Hurley Mayor Edward Encinas asked if TWC reaches out to schools.
"We could do better with that," Castello said. "We have a great relationship with Aldo Leopold High School, but we need to get more into Silver and Cobre schools. One of the aspects of the IDA program is to work on financial literacy courses at schools."
Jeremiah Garcia, Gila EDA chairman, asked if the business community could come to TWC to tap into better workers.
"Hidalgo Medical Services has hired several who worked with the clinics through the youth programs," Castello said, "as have non-profits and downtown businesses. There is a way to create a curriculum and get a certificate to show to the businessperson the youth's qualifications. We don't yet have a close partnership with the business sector."
"We were not aware of your programs," Garcia said.

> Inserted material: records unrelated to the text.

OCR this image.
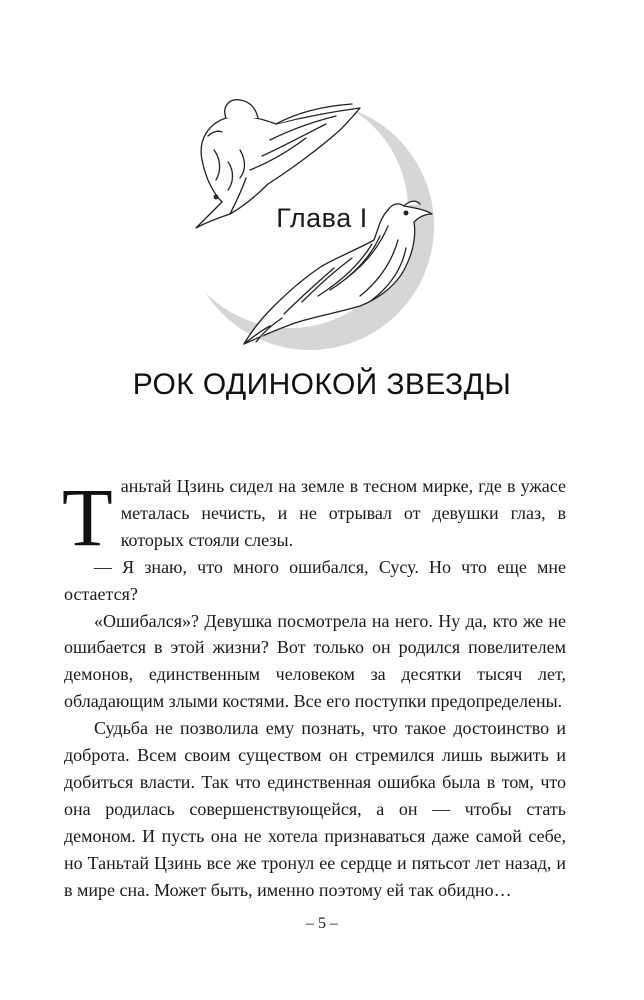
Глава I
РОК ОДИНОКОЙ ЗВЕЗДЫ

Таньтай Цзинь сидел на земле в тесном мирке, где в ужасе металась нечисть, и не отрывал от девушки глаз, в которых стояли слезы.

— Я знаю, что много ошибался, Сусу. Но что еще мне остается?

«Ошибался»? Девушка посмотрела на него. Ну да, кто же не ошибается в этой жизни? Вот только он родился повелителем демонов, единственным человеком за десятки тысяч лет, обладающим злыми костями. Все его поступки предопределены.

Судьба не позволила ему познать, что такое достоинство и доброта. Всем своим существом он стремился лишь выжить и добиться власти. Так что единственная ошибка была в том, что она родилась совершенствующейся, а он — чтобы стать демоном. И пусть она не хотела признаваться даже самой себе, но Таньтай Цзинь все же тронул ее сердце и пятьсот лет назад, и в мире сна. Может быть, именно поэтому ей так обидно…

– 5 –
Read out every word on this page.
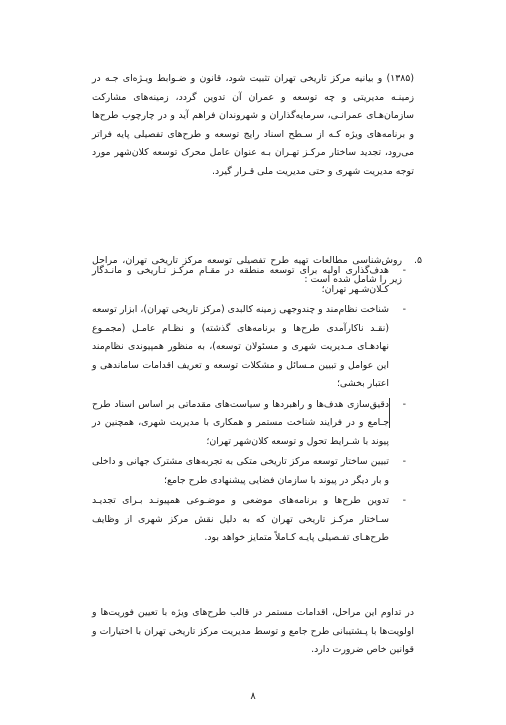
(۱۳۸۵) و بیانیه مرکز تاریخی تهران تثبیت شود، قانون و ضـوابط ویـژه‌ای جـه در زمینـه مدیریتی و چه توسعه و عمران آن تدوین گردد، زمینه‌های مشارکت سازمان‌هـای عمرانـی، سرمایه‌گذاران و شهروندان فراهم آید و در چارچوب طرح‌ها و برنامه‌های ویژه کـه از سـطح اسناد رایج توسعه و طرح‌های تفصیلی پایه فراتر می‌رود، تجدید ساختار مرکـز تهـران بـه عنوان عامل محرک توسعه کلان‌شهر مورد توجه مدیریت شهری و حتی مدیریت ملی قـرار گیرد.

۵.
روش‌شناسی مطالعات تهیه طرح تفصیلی توسعه مرکز تاریخی تهران، مراحل زیر را شامل شده است :
-
هدف‌گذاری اولیه برای توسعه منطقه در مقـام مرکـز تـاریخی و مانـدگار کـلان‌شـهر تهران؛
-
شناخت نظام‌مند و چندوجهی زمینه کالبدی (مرکز تاریخی تهران)، ابزار توسعه (نقـد ناکارآمدی طرح‌ها و برنامه‌های گذشته) و نظـام عامـل (مجمـوع نهادهـای مـدیریت شهری و مسئولان توسعه)، به منظور همپیوندی نظام‌مند این عوامل و تبیین مـسائل و مشکلات توسعه و تعریف اقدامات ساماندهی و اعتبار بخشی؛
-
دقیق‌سازی هدف‌ها و راهبردها و سیاست‌های مقدماتی بر اساس اسناد طرح جـامع و در فرایند شناخت مستمر و همکاری با مدیریت شهری، همچنین در پیوند با شـرایط تحول و توسعه کلان‌شهر تهران؛
-
تبیین ساختار توسعه مرکز تاریخی متکی به تجربه‌های مشترک جهانی و داخلی و بار دیگر در پیوند با سازمان فضایی پیشنهادی طرح جامع؛
-
تدوین طرح‌ها و برنامه‌های موضعی و موضـوعی همپیونـد بـرای تجدیـد سـاختار مرکـز تاریخی تهران که به دلیل نقش مرکز شهری از وظایف طرح‌هـای تفـصیلی پایـه کـاملاً متمایز خواهد بود.

در تداوم این مراحل، اقدامات مستمر در قالب طرح‌های ویژه با تعیین فوریت‌ها و اولویت‌ها با پـشتیبانی طرح جامع و توسط مدیریت مرکز تاریخی تهران با اختیارات و قوانین خاص ضرورت دارد.

۸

Castello pointed out that youth unemployment is almost double that for adults. "It makes sense, because they have no job skills and no resumes. We are also trying to build a pipeline for youths who want to get back on track. For the YCC, we interviewed 40, but could not take them all. There is a huge need, but we must have certain skills in a team."
Lee Gruber, co-owner with her husband David DelJunco of Syzygy Tileworks said several of the young people who work at Syzygy have taken advantage of the IDA. "We just hired someone at the Silver City Arts and Cultural District who was in AmeriCorps. He was here and fell in love with Silver City."
To a question about crews in the Lordsburg area, Castello said AmeriCorps members have worked there, but this year, YCC crews will also be in the area.
In answer to another question about IDAs, Castello said the program was full, but there is a waiting list.
Anthony Solis of Workforce Connections asked if TWC were partnering with the program. "We have a lot of resources on our website, and youths are more computer savvy than many who come to see us."
"We are right on the edge of developing a partnership with you," Castello said. "We've talked together several times."
The rest of the Roundtable meeting, consisting of reports from area entities and organizations will be covered in subsequent articles.